Best doneness checks for air fryer sausage
The cleanest check is a quick-read thermometer pushed into the thickest part of the sausage without touching the basket. That gives you the real finish. Fresh pork, beef, veal, and lamb sausage should hit 160°F. Fresh chicken and turkey sausage should hit 165°F. Those are the numbers that matter most.
Texture helps too. Done sausage feels firm but still springy when pressed with tongs. Juices should run clear, though that test is less reliable than temperature. If you slice one open to check, do it near the end, not early, since cutting too soon lets moisture escape.
Serving ideas that fit the timing
Breakfast links pair well with air-fried toast, hash browns, or eggs because all three cook on a short clock. Bratwursts work nicely in toasted buns with mustard and onions after a 2-minute rest. Italian sausages can be sliced into peppers and onions or tucked into rolls. Pre-cooked smoked sausage is handy for bowls, pasta, or sheet-pan veg finished in a second batch.

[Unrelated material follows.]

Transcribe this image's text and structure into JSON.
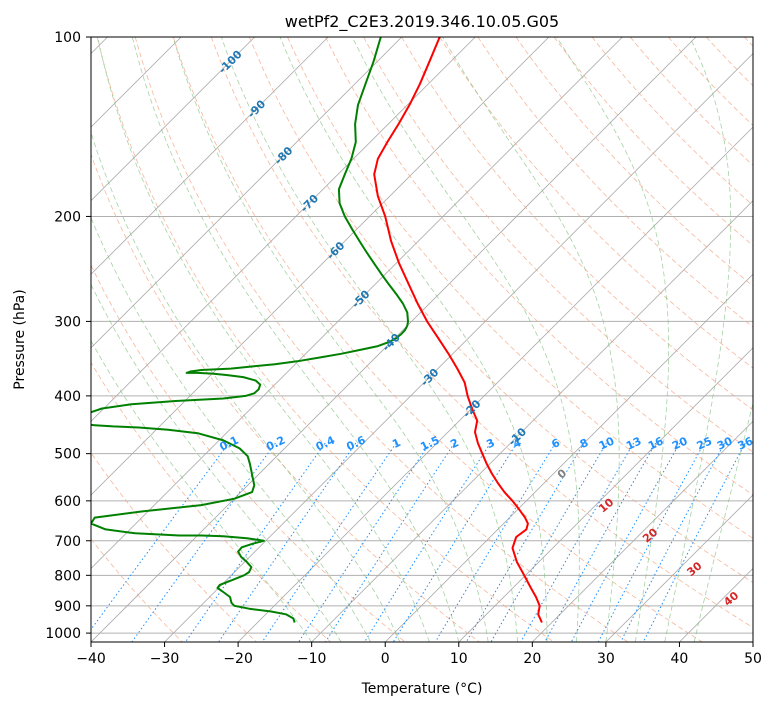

If you’re cooking for a crowd, hold the first batch loosely covered while the next batch runs. Don’t stack the hot sausages in a deep bowl right away or the skins soften. A wire rack keeps the exterior from going limp.
Final cook time rule for better sausage every time
Most sausages need 9 to 15 minutes in an air fryer, with smaller links at the low end and thick raw links at the high end. Cook at 370°F to 380°F for raw sausage, flip halfway, and use a thermometer to hit the safe center temperature. That gives you the result people actually want: browned outside, juicy inside, and no guessing.